Barack Obama said that Donald Trump’s “constant” mentioning of him is “very strange”—but also revealing.
The former president appeared on the popular sports podcast All The Smoke on Wednesday, where he was asked how he manages to keep calm publicly in the face of Trump’s frequent attacks on his legacy.
“Don’t just want to cuss his a-- out sometimes?” he was asked by host and former NBA star Matt Barnes.
“I mean, the thing about it is—look, you got to ask him what it is that… the obsession,” Obama replied. “Obviously, you know, I have a room in his head—a suite in his head.”

“But the thing about it is that was always clear to me: Look, first of all, when I was president, the last thing I had time to do was worry about what somebody said or what my predecessor did. They’re gone. I’ve got work to do,” Obama continued. “If you’re doing the job right, every day, you’ve got five, 10 things that are real hard, and you have to be constantly focused.”

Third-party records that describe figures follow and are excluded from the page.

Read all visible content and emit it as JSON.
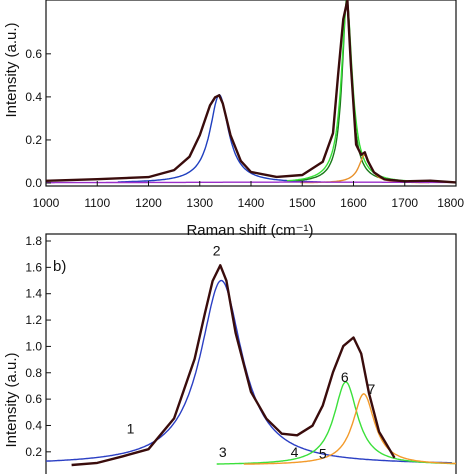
{
  "chart_data": [
    {
      "type": "line",
      "panel_label": "",
      "xlabel": "Raman shift (cm⁻¹)",
      "ylabel": "Intensity (a.u.)",
      "xlim": [
        1000,
        1800
      ],
      "ylim": [
        0,
        0.85
      ],
      "x_ticks": [
        "1000",
        "1100",
        "1200",
        "1300",
        "1400",
        "1500",
        "1600",
        "1700",
        "1800"
      ],
      "y_ticks": [
        "0.0",
        "0.2",
        "0.4",
        "0.6"
      ],
      "grid": false,
      "legend": "none",
      "series": [
        {
          "color": "#3a0c0c",
          "role": "measured spectrum",
          "x": [
            1000,
            1100,
            1200,
            1250,
            1280,
            1300,
            1320,
            1330,
            1338,
            1345,
            1360,
            1380,
            1400,
            1450,
            1500,
            1540,
            1560,
            1570,
            1580,
            1588,
            1595,
            1605,
            1615,
            1622,
            1628,
            1640,
            1660,
            1700,
            1750,
            1800
          ],
          "y": [
            0.01,
            0.02,
            0.03,
            0.06,
            0.12,
            0.22,
            0.36,
            0.4,
            0.41,
            0.37,
            0.22,
            0.1,
            0.05,
            0.03,
            0.04,
            0.1,
            0.23,
            0.5,
            0.76,
            0.85,
            0.55,
            0.18,
            0.13,
            0.14,
            0.1,
            0.05,
            0.02,
            0.01,
            0.01,
            0.0
          ]
        },
        {
          "color": "#1f3fbf",
          "role": "D-band fit",
          "center": 1338,
          "height": 0.41,
          "hwhm": 22
        },
        {
          "color": "#1a7a1a",
          "role": "G-band fit",
          "center": 1587,
          "height": 0.86,
          "hwhm": 11
        },
        {
          "color": "#35e035",
          "role": "G-band fit (light)",
          "center": 1587,
          "height": 0.84,
          "hwhm": 13
        },
        {
          "color": "#e8902a",
          "role": "D'-band fit",
          "center": 1622,
          "height": 0.13,
          "hwhm": 14
        },
        {
          "color": "#9b2fc9",
          "role": "baseline",
          "center": 1500,
          "height": 0.004,
          "hwhm": 400
        }
      ]
    },
    {
      "type": "line",
      "panel_label": "b)",
      "xlabel": "",
      "ylabel": "Intensity (a.u.)",
      "xlim": [
        1000,
        1800
      ],
      "ylim": [
        0.1,
        1.8
      ],
      "y_ticks": [
        "0.2",
        "0.4",
        "0.6",
        "0.8",
        "1.0",
        "1.2",
        "1.4",
        "1.6",
        "1.8"
      ],
      "grid": false,
      "legend": "none",
      "peak_labels": [
        "1",
        "2",
        "3",
        "4",
        "5",
        "6",
        "7"
      ],
      "series": [
        {
          "color": "#3a0c0c",
          "role": "measured spectrum",
          "x": [
            1050,
            1100,
            1150,
            1200,
            1250,
            1290,
            1310,
            1325,
            1340,
            1352,
            1370,
            1400,
            1430,
            1460,
            1490,
            1520,
            1540,
            1560,
            1580,
            1600,
            1615,
            1630,
            1650,
            1680
          ],
          "y": [
            0.1,
            0.12,
            0.17,
            0.22,
            0.45,
            0.9,
            1.25,
            1.5,
            1.62,
            1.5,
            1.1,
            0.65,
            0.45,
            0.34,
            0.33,
            0.4,
            0.55,
            0.8,
            1.0,
            1.07,
            0.95,
            0.65,
            0.35,
            0.15
          ]
        },
        {
          "color": "#2b3fc4",
          "role": "peak 3 fit",
          "center": 1342,
          "height": 1.4,
          "hwhm": 50
        },
        {
          "color": "#3be03b",
          "role": "peak 6 fit",
          "center": 1585,
          "height": 0.63,
          "hwhm": 28
        },
        {
          "color": "#f39a2a",
          "role": "peak 7 fit",
          "center": 1620,
          "height": 0.54,
          "hwhm": 26
        }
      ]
    }
  ]
}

“The idea that I’d be worrying about somebody who came before and me trying to measure, ‘What’s he done today? Look, constantly worrying about that is a strange thing to me,” he said. “It shows me somebody who’s not focused on the American people and the job they’re supposed to do.”
Trump’s frequent mentions of Obama have only increased since the former president first left office, according to CNN, which reported that Trump mentioned Obama’s name 537 times—an average of 1.8 times per day and an increase from both years prior, according to the outlet.
He hasn’t slowed down in his second term, several years later. While deflecting from the steadily rising costs of his Lincoln Memorial Reflecting Pool renovation, when asked why he hadn’t delivered on the shorter timeline and lower costs for the project, he told reporters on Monday, “Are you ready? Barack Hussein Obama.”

The 44th president said that he took a very different approach to the presidency than his late-night posting successor.
“The other thing that I learned pretty early in this gig was you have to screen out the noise in order for you to understand what’s in front of you and deal with it,” he explained on Wednesday. “My whole presidency, I never watched cable TV, never watched cable news, never read, I didn’t have social media.”
“There were people on my staff whose job it was to monitor what are folks saying because you also want to have input when you’re getting constructive criticism or when the American people are all like, ‘Look we’re upset about something.” You need to get that feedback loop. And the flip side of that is you also then don’t get puffed up when things are going good.”
Obama also said that despite Trump’s constant negative commentary about him, he has never seen that energy in face-to-face interactions with Trump.
“The other thing I believe in, and part of what we try to teach in our leadership training, is I believe in face-to-face,” he said. “I believe in conversation. So if this—whoever you were talking about—was in front of me, which has happened a couple times, he doesn’t talk like that because he knows better.”
“I think there is—that filter of the phone creates a situation where people just say kind of crazy stuff that they would never say to your face with no consequences,” he added.